The Ottawa model has shown just how effective hospital-initiated smoking cessation advice can be when offered to every person admitted to hospital regardless of what they are in for.
A study comparing patients who received the ‘Ottawa Model’ for smoking cessation intervention compared to usual care found that the smoking cessation intervention group were:
- more likely to have given up smoking after 6 months (35% versus 20%)

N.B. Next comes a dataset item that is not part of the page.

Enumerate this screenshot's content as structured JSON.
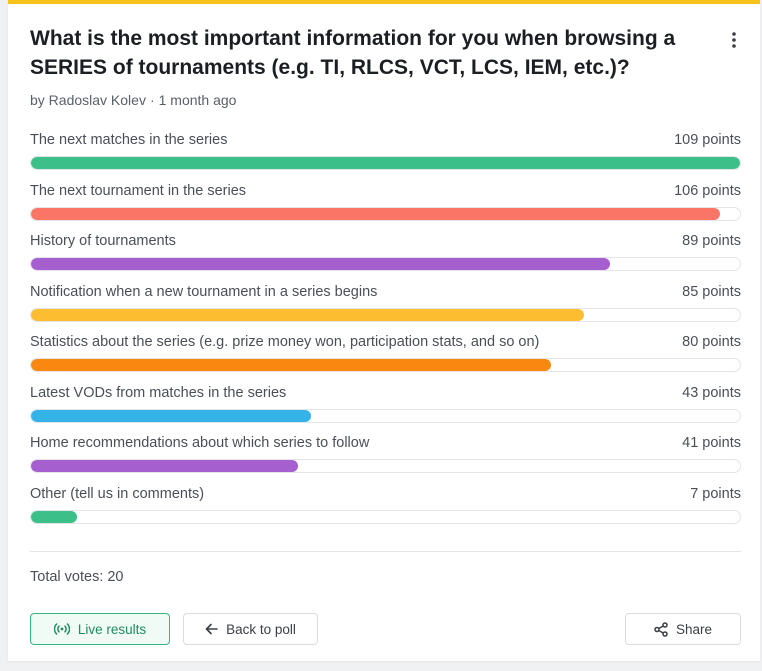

- 50% less likely to be readmitted to hospital for any cause after 30 days
- 30% less likely to visit accident and emergency (A&E) after 30 days
In the longer term, participants in the Ottawa model group:
- were 21% less likely to be hospitalised after 2 years
- were 50% less likely to die by year 1
- had 40% reduction in mortality after 2 years
Examples of implementation
Call to action
The preventing ill health CQUIN provides an important opportunity to improve patient health across England through the delivery of short, simple and evidence-based interventions. For it to be effective, we need all health professionals to play their part.
CCGs and local authorities
Progress the preventing ill health CQUIN locally by including it in all NHS Standard Contracts with eligible providers.
Promote and support delivery of the CQUIN to local providers.
Cooperate with local trusts and community services to ensure smooth pathways exist to refer patients between services.
Make it your responsibility to always ask patients about their alcohol consumption and smoking, and to provide simple and short advice and support to help patients to stop smoking and to minimise harmful alcohol consumption.
Access free online training to become confident in the delivery of IBA and VBA.
Ask who is leading delivery of the preventing ill health CQUIN in your trust, know what’s involved and become a champion.
Ensure that the preventing ill health CQUIN is included in the NHS Standard Contract.
Facilitate the successful delivery of the preventing ill health CQUIN by ensuring that there is strong leadership at all levels of the trust and that staff members feel supported to deliver these interventions as part of usual care.
Ensure there is a system in place to record the interventions in patient notes and report to the board on performance.
Mental health and community trusts
Use internal communications to continue to engage staff in the importance of the delivery of IBA and VBA.
Report to the board on how you performed in Quarters 1 and 2 and tell them how you plan to continue to enhance delivery.
Share what’s working well with other trusts to support successful national delivery.
Don’t wait for April 2018. Make necessary changes to information systems and prepare staff through communications and training now.
Identify who will lead delivery of the preventing ill health CQUIN and compose a multi-disciplinary project team (for example internal communications, governance, contracts, ICT, data management, clinicians, workforce development) to lead the way.